A cada dia aumentam o número de pessoas sedentárias e até cinco milhões de mortes poderiam ser evitadas, todos os anos, se a população mundial fosse mais ativa. Mas não é só isso: Segundo o profissional de educação física Henrique Cruz, o sedentarismo tem relação direta com a obesidade – presente em 10% da população mundial e doenças associadas como hipertensão, diabetes tipo 2, asma, esteatose, apneia do sono, cancro, doenças cardiovasculares e câncer.

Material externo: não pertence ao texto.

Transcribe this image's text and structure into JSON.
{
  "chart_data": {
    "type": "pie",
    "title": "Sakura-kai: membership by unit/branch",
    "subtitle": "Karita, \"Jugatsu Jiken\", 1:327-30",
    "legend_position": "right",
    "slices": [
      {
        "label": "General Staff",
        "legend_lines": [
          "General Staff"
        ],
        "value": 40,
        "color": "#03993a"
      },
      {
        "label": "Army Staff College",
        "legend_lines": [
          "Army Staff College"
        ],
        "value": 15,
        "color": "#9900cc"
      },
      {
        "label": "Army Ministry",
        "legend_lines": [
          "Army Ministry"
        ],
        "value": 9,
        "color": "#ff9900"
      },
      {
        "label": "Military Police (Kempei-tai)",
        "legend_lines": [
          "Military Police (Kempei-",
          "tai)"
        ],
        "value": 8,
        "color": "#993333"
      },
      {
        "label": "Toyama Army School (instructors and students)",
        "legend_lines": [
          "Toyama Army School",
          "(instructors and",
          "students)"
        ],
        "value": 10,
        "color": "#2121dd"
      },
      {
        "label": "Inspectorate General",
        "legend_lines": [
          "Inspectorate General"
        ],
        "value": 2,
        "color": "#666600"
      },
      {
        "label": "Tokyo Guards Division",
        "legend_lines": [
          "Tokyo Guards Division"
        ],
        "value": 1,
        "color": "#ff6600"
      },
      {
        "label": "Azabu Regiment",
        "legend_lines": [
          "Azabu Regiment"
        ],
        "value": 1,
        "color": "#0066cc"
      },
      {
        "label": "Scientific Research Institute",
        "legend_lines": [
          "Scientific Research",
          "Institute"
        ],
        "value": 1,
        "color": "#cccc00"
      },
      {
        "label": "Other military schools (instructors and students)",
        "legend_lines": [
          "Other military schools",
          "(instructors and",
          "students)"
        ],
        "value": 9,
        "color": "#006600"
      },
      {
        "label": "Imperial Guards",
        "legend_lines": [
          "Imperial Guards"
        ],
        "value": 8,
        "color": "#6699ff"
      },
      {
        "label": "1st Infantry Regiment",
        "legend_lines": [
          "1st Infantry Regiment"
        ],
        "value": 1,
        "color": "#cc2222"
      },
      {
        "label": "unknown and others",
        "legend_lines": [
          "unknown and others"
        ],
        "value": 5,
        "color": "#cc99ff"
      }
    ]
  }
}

Segundo a Fundação de Amparo à Pesquisa do Estado de SP (FAPESP), uma recente pesquisa realizada com 938 brasileiros que contraíram Covid-19 constatou diminuição de 34% em casos de internação em pessoas ativas. Infelizmente, os dados levantados pela OMS revelam que um em cada quatro adultos não praticam atividade física suficiente. No caso dos adolescentes, a situação é ainda mais crítica: quatro em cada cinco pessoas são sedentárias. Além dos riscos supracitados, esses números geram um custo bilionário para a saúde pública.

A importância do esporte para a manutenção da saúde física é indiscutível. Mas, os benefícios também envolvem a saúde mental. “Estudos apontam que transtornos mentais são minimizados e, em alguns casos, o esporte é um pilar importante no tratamento da depressão. A socialização também é determinante para o bem-estar dos praticantes”. Através da liberação de neurotransmissores que melhoram o funcionamento cerebral, é possível sentir um bem-estar global. Hormônios como serotonina, endorfina e feniletilamina atuam no humor, redução da irritabilidade e melhoram da disposição e produtividade. A autoestima também sai ganhando quando metas são superadas.

Uma modalidade para chamar de sua

Quem busca sair do sedentarismo deve, em primeiro lugar, levar em consideração as próprias afinidades. “A dica é encontrar uma atividade que simpatize. Dentro do universo da atividade física existem inúmeras possibilidades a serem exploradas: futebol, musculação, funcional, vôlei, corrida de rua, natação, crossfit… Se identificar com o esporte é um pilar importante para garantir continuidade. A continuidade gera resultados como perda de peso, aumento da resistência, melhor mobilidade, segurança e agilidade para executar tarefas do dia a dia. Por fim, os resultados geram motivação”, explica o profissional de educação física.

A boa notícia é que a busca por uma vida saudável pode começar a qualquer momento. “Sempre é tempo de dar o primeiro passo, inclusive na terceira idade. A partir dos 65 anos, por exemplo, é importante que o indivíduo foque em atividades que trabalham equilíbrio, coordenação e fortalecimento muscular, responsáveis pela autonomia do idoso”. Mas, para isso, é aconselhável buscar ajuda profissional: “Antes de começar, é imprescindível realizar um check-up para descartar possíveis limitações. A avaliação de um profissional de educação física também é indispensável para descobrir se existem lesões e até o grau de condicionamento físico da pessoa”.